Though she insisted she performed her own stunts in the film's tragic and violent ending (which here, are bone chillingly horrifying) they simply HAD to use a stunt double in one scene (though you can't really tell), when Katarina violently kicks out her bedroom window (which IS clearly Vishnevskaya) leaps out about 8 feet - (and almost 3 stories in the air!) dropping to a landing beneath her, then tears down the stairs like a madwoman possessed. I rewound it about 5 times to try and detect where the switch was made . . . but could not.

Mikhail Shapiro's film is gorgeously grotesque. 1966 Soviet cinema wasn't among the technically best the film world had to offer, and yet Shapiro's techniques, seems comprised of equal parts Hitchcockian hyper-realism and the surrealstic spookiness from the earliest days of film like Wiene's "Dr. Caligari." There is a visible pulsating quality in the transfer (in the original, too? I couldn't know) a sort of silent movie "flicker" in the washed out, oddly green/blue hued sepia toned color. Ingeniously, Shapiro sometimes layers image over image, such as the opening scene where we watch Katerina, sitting in a window looking out as the images she describes are projected, like home movies, against the exterior walls of her home.
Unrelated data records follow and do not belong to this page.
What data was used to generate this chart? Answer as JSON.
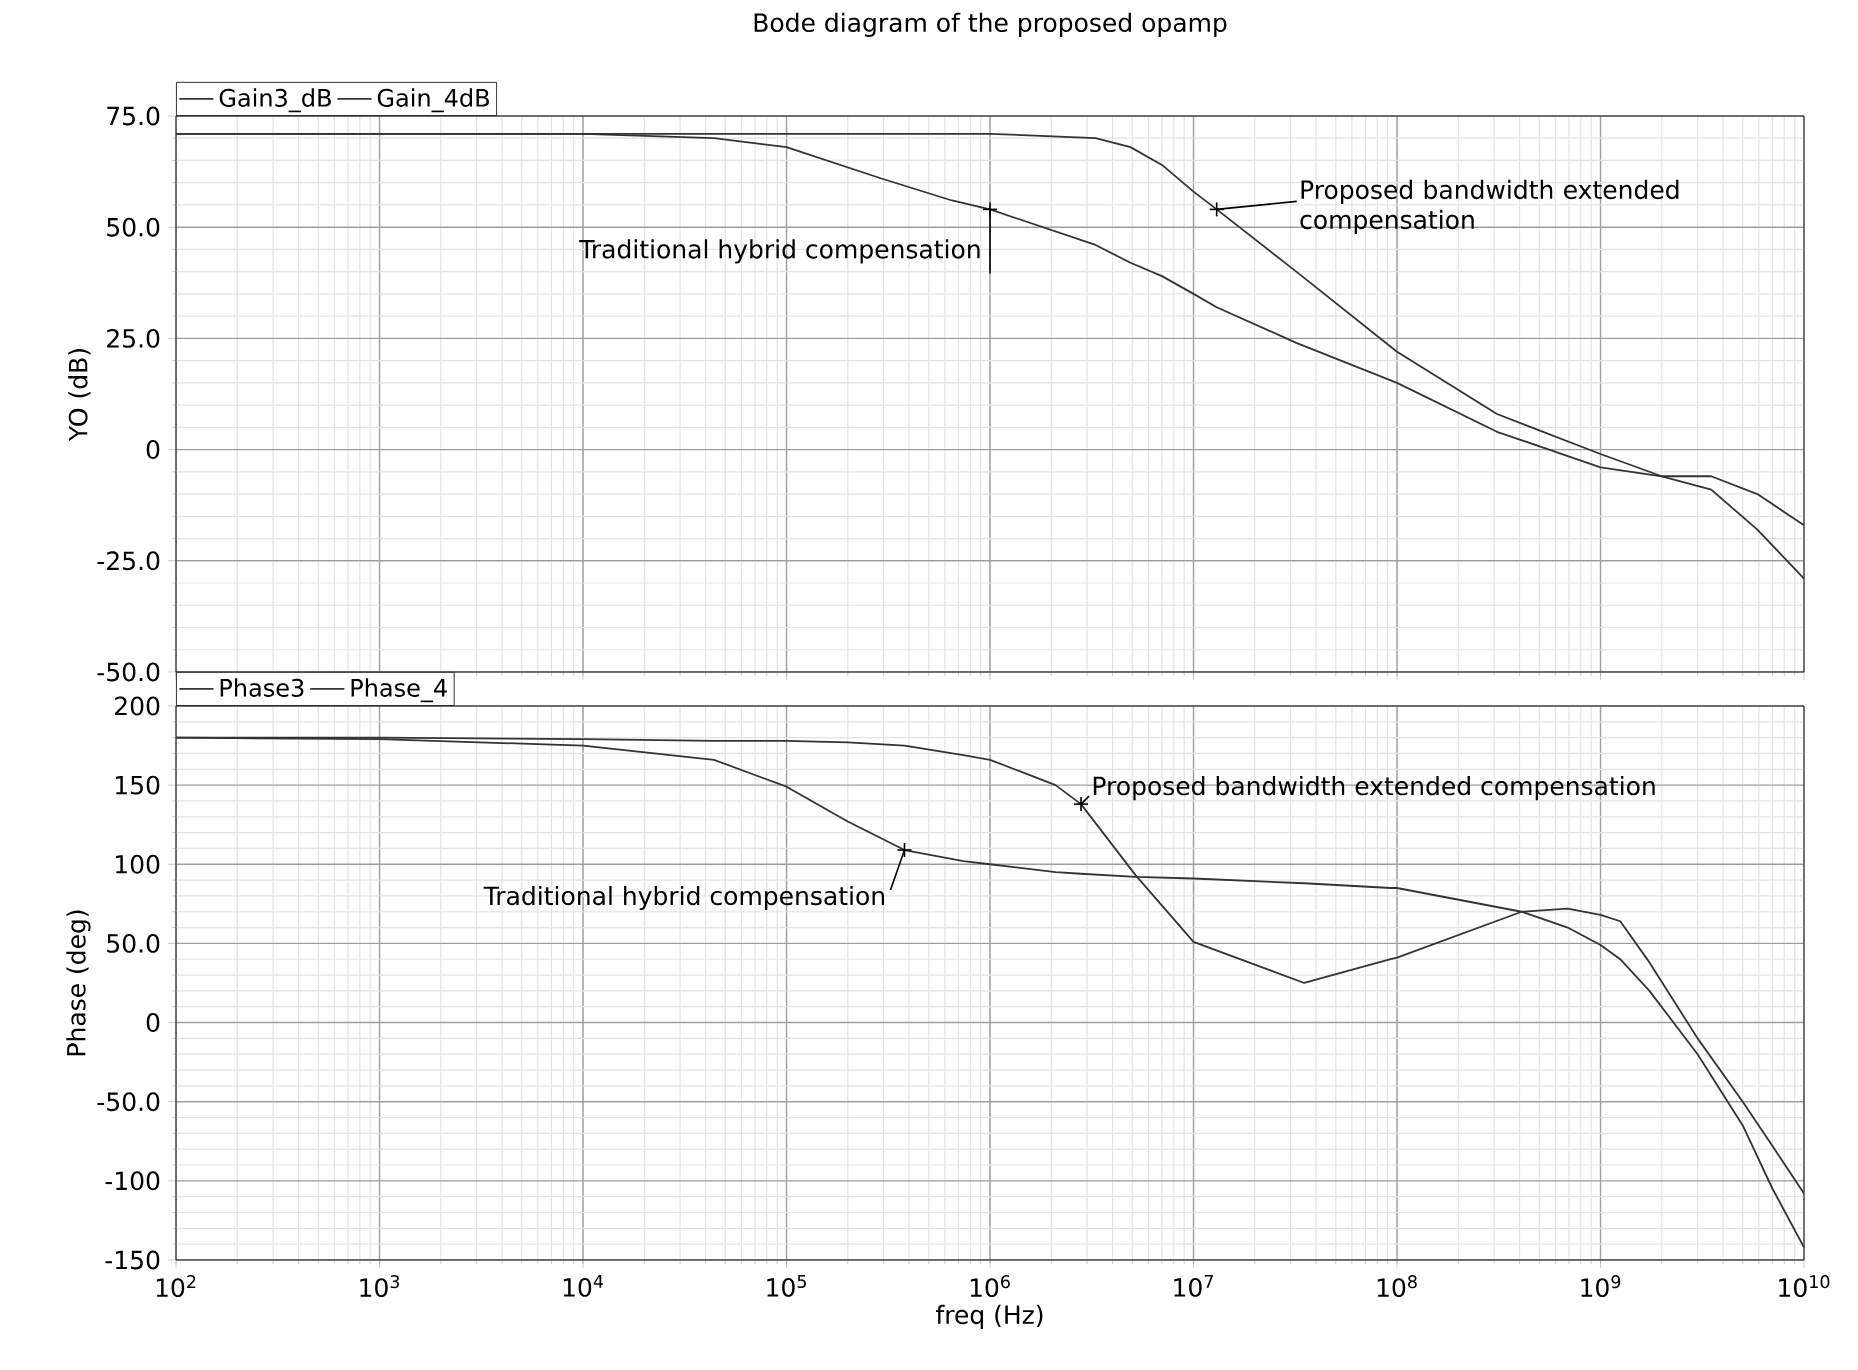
{
  "chart_data": [
    {
      "type": "line",
      "title": "Bode diagram of the proposed opamp",
      "ylabel": "YO (dB)",
      "x": [
        100,
        1000,
        10000,
        44000,
        100000,
        290000,
        650000,
        1000000,
        3300000,
        4900000,
        7000000,
        10000000,
        13000000,
        32000000,
        100000000,
        310000000,
        1000000000,
        2000000000,
        3500000000,
        5900000000,
        10000000000
      ],
      "series": [
        {
          "name": "Gain3_dB",
          "color": "#333333",
          "values": [
            71,
            71,
            71,
            70,
            68,
            61,
            56,
            54,
            46,
            42,
            39,
            35,
            32,
            24,
            15,
            4,
            -4,
            -6,
            -6,
            -10,
            -17
          ]
        },
        {
          "name": "Gain_4dB",
          "color": "#333333",
          "values": [
            71,
            71,
            71,
            71,
            71,
            71,
            71,
            71,
            70,
            68,
            64,
            58,
            54,
            40,
            22,
            8,
            -1,
            -6,
            -9,
            -18,
            -29
          ]
        }
      ],
      "xlim": [
        100,
        10000000000
      ],
      "xticks": [
        {
          "value": 100,
          "label": null
        },
        {
          "value": 1000,
          "label": null
        },
        {
          "value": 10000,
          "label": null
        },
        {
          "value": 100000,
          "label": null
        },
        {
          "value": 1000000,
          "label": null
        },
        {
          "value": 10000000,
          "label": null
        },
        {
          "value": 100000000,
          "label": null
        },
        {
          "value": 1000000000,
          "label": null
        },
        {
          "value": 10000000000,
          "label": null
        }
      ],
      "ylim": [
        -50,
        75
      ],
      "yticks": [
        {
          "value": -50,
          "label": "-50.0"
        },
        {
          "value": -25,
          "label": "-25.0"
        },
        0,
        {
          "value": 25,
          "label": "25.0"
        },
        {
          "value": 50,
          "label": "50.0"
        },
        {
          "value": 75,
          "label": "75.0"
        }
      ],
      "tick_labels": "y",
      "log": "x",
      "grid": true,
      "legend": "top left",
      "annotations": [
        {
          "text": "Traditional hybrid compensation",
          "x": 1000000,
          "y": 54
        },
        {
          "text": "Proposed bandwidth extended compensation",
          "x": 13000000,
          "y": 54
        }
      ]
    },
    {
      "type": "line",
      "xlabel": "freq (Hz)",
      "ylabel": "Phase (deg)",
      "x": [
        100,
        1000,
        10000,
        44000,
        100000,
        200000,
        380000,
        740000,
        1000000,
        2100000,
        2800000,
        5200000,
        10000000,
        35000000,
        93000000,
        100000000,
        410000000,
        690000000,
        1000000000,
        1250000000,
        1740000000,
        3000000000,
        5000000000,
        7000000000,
        10000000000
      ],
      "series": [
        {
          "name": "Phase3",
          "color": "#333333",
          "values": [
            180,
            179,
            175,
            166,
            149,
            127,
            109,
            102,
            100,
            95,
            94,
            92,
            91,
            88,
            85,
            85,
            70,
            60,
            49,
            40,
            20,
            -20,
            -65,
            -105,
            -142
          ]
        },
        {
          "name": "Phase_4",
          "color": "#333333",
          "values": [
            180,
            180,
            179,
            178,
            178,
            177,
            175,
            169,
            166,
            150,
            138,
            93,
            51,
            25,
            40,
            41,
            70,
            72,
            68,
            64,
            38,
            -10,
            -50,
            -78,
            -108
          ]
        }
      ],
      "xlim": [
        100,
        10000000000
      ],
      "xticks": [
        {
          "value": 100,
          "label": "10$^{2}$"
        },
        {
          "value": 1000,
          "label": "10$^{3}$"
        },
        {
          "value": 10000,
          "label": "10$^{4}$"
        },
        {
          "value": 100000,
          "label": "10$^{5}$"
        },
        {
          "value": 1000000,
          "label": "10$^{6}$"
        },
        {
          "value": 10000000,
          "label": "10$^{7}$"
        },
        {
          "value": 100000000,
          "label": "10$^{8}$"
        },
        {
          "value": 1000000000,
          "label": "10$^{9}$"
        },
        {
          "value": 10000000000,
          "label": "10$^{10}$"
        }
      ],
      "ylim": [
        -150,
        200
      ],
      "yticks": [
        -150,
        -100,
        {
          "value": -50,
          "label": "-50.0"
        },
        0,
        {
          "value": 50,
          "label": "50.0"
        },
        100,
        150,
        200
      ],
      "log": "x",
      "grid": true,
      "legend": "top left",
      "annotations": [
        {
          "text": "Proposed bandwidth extended compensation",
          "x": 2800000,
          "y": 138
        },
        {
          "text": "Traditional hybrid compensation",
          "x": 380000,
          "y": 109
        }
      ]
    }
  ]
}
It is a brilliant device that early on pulls us directly into the mind of Katerina and how later, despite her brutal actions, retains our sympathy for her.
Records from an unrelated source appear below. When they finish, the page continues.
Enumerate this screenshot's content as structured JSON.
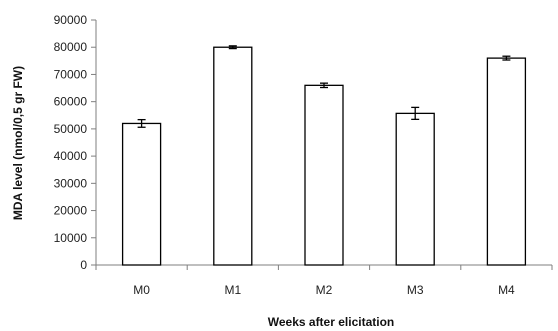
{
  "chart_data": {
    "type": "bar",
    "categories": [
      "M0",
      "M1",
      "M2",
      "M3",
      "M4"
    ],
    "values": [
      52000,
      80000,
      66000,
      55700,
      76000
    ],
    "errors": [
      1400,
      500,
      800,
      2200,
      700
    ],
    "xlabel": "Weeks after elicitation",
    "ylabel": "MDA level (nmol/0,5 gr FW)",
    "ylim": [
      0,
      90000
    ],
    "yticks": [
      0,
      10000,
      20000,
      30000,
      40000,
      50000,
      60000,
      70000,
      80000,
      90000
    ],
    "grid": false,
    "legend": "none",
    "bar_fill": "#ffffff",
    "bar_stroke": "#000000"
  }
}
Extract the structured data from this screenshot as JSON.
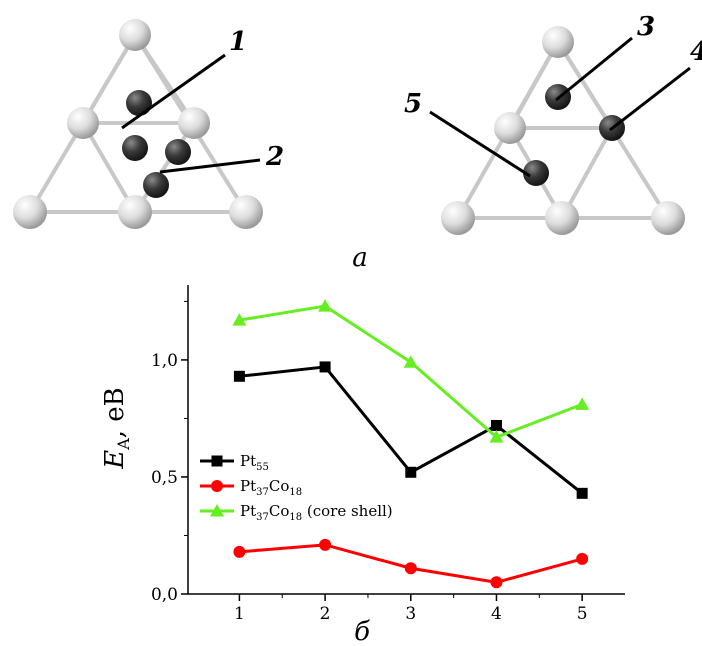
{
  "figure": {
    "panel_a_label": "a",
    "panel_b_label": "б",
    "callouts": [
      "1",
      "2",
      "3",
      "4",
      "5"
    ]
  },
  "chart_data": {
    "type": "line",
    "x": [
      1,
      2,
      3,
      4,
      5
    ],
    "xlabel": "",
    "ylabel_main": "E",
    "ylabel_sub": "A",
    "ylabel_unit": ", eB",
    "xlim": [
      0.4,
      5.5
    ],
    "ylim": [
      0,
      1.32
    ],
    "xticks": [
      1,
      2,
      3,
      4,
      5
    ],
    "yticks": [
      0,
      0.5,
      1.0
    ],
    "ytick_labels": [
      "0,0",
      "0,5",
      "1,0"
    ],
    "grid": false,
    "legend_position": "middle-left",
    "series": [
      {
        "name": "Pt",
        "sub": "55",
        "suffix": "",
        "color": "#000000",
        "marker": "square",
        "values": [
          0.93,
          0.97,
          0.52,
          0.72,
          0.43
        ]
      },
      {
        "name": "Pt",
        "sub": "37",
        "name2": "Co",
        "sub2": "18",
        "suffix": "",
        "color": "#ff0000",
        "marker": "circle",
        "values": [
          0.18,
          0.21,
          0.11,
          0.05,
          0.15
        ]
      },
      {
        "name": "Pt",
        "sub": "37",
        "name2": "Co",
        "sub2": "18",
        "suffix": " (core shell)",
        "color": "#66ee22",
        "marker": "triangle",
        "values": [
          1.17,
          1.23,
          0.99,
          0.67,
          0.81
        ]
      }
    ]
  }
}
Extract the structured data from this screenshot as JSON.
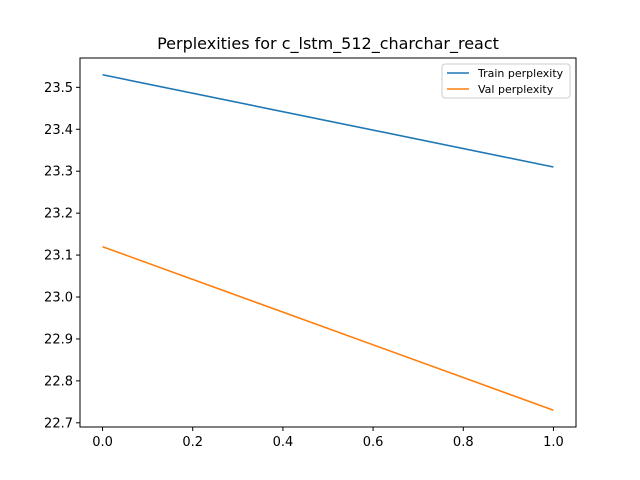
{
  "chart_data": {
    "type": "line",
    "title": "Perplexities for c_lstm_512_charchar_react",
    "xlabel": "",
    "ylabel": "",
    "xlim": [
      -0.05,
      1.05
    ],
    "ylim": [
      22.69,
      23.57
    ],
    "x_ticks": [
      0.0,
      0.2,
      0.4,
      0.6,
      0.8,
      1.0
    ],
    "x_tick_labels": [
      "0.0",
      "0.2",
      "0.4",
      "0.6",
      "0.8",
      "1.0"
    ],
    "y_ticks": [
      22.7,
      22.8,
      22.9,
      23.0,
      23.1,
      23.2,
      23.3,
      23.4,
      23.5
    ],
    "y_tick_labels": [
      "22.7",
      "22.8",
      "22.9",
      "23.0",
      "23.1",
      "23.2",
      "23.3",
      "23.4",
      "23.5"
    ],
    "grid": false,
    "legend_position": "top-right",
    "series": [
      {
        "name": "Train perplexity",
        "color": "#1f77b4",
        "x": [
          0,
          1
        ],
        "y": [
          23.53,
          23.31
        ]
      },
      {
        "name": "Val perplexity",
        "color": "#ff7f0e",
        "x": [
          0,
          1
        ],
        "y": [
          23.12,
          22.73
        ]
      }
    ]
  }
}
With the score so severely cut to fit within the framework of the film, we loose some truly great music, but the film version points up the very limits of ennui and violence of the tale into nearly unbearably vivid relief.

Those unfamiliar with Shostakovich's score - or scared of it - will here get some of the most tuneful and beautiful music from this opera and, as cast here, one practically revels (whenever possible) in its "Fiddler on the Roof" nightmare quality.

For the lovemaking music that begins the second act , Shostakovich draws on the romantic Russian tradition with music of ineffable sweetness, which in this context becomes as jarring and unsettling as everything that comes before or after it.

Unafraid to combine horror and hilarity, Shapiro adds yet another amazing sequence to the film when Katerina, first hears the ghost of her freshly murdered father-in-law. Onstage, this scene usually means Boris belting out his lines in white theatrical "ghost" make-up, etc. In the film, Shapiro preys on Katerina's nightmarish guilt as, truly ghostlike, he bursts through a set of doors, a nearly cartoon-like head 50 times larger than life hovering and singing over Katerina and Sergei's sleeping bodies. I found myself simultaneously laughing and cringing in horror. Yes, I loved it.

The final scenes of that endless march through Siberia is enough to chill one right to the marrow. As a big fan of Vishnevskaya, I've read her account innumerable times, but even that had not prepared me for those final, violent plunges as she takes Sonyetka down with her into that horrible, icy death. Vishnevskaya's Katerina has become absolutely unhinged, ratcheting the horror even even further in an image I won't divulge, but can honestly say one I did not see coming.

I am (for more than obvious reasons) delighted to be alive right now, but also to have lived live long enough to be able to indulge the senses with the visionary work of unknown masters of yore coming to light, like the nearly forgotten Mr. Shapiro.

Anyone on the fence about this one should just climb right over to the other side. This is truly amazing operatic filmmaking . . . vastly unlike anything one is likely to ever have seen before or since.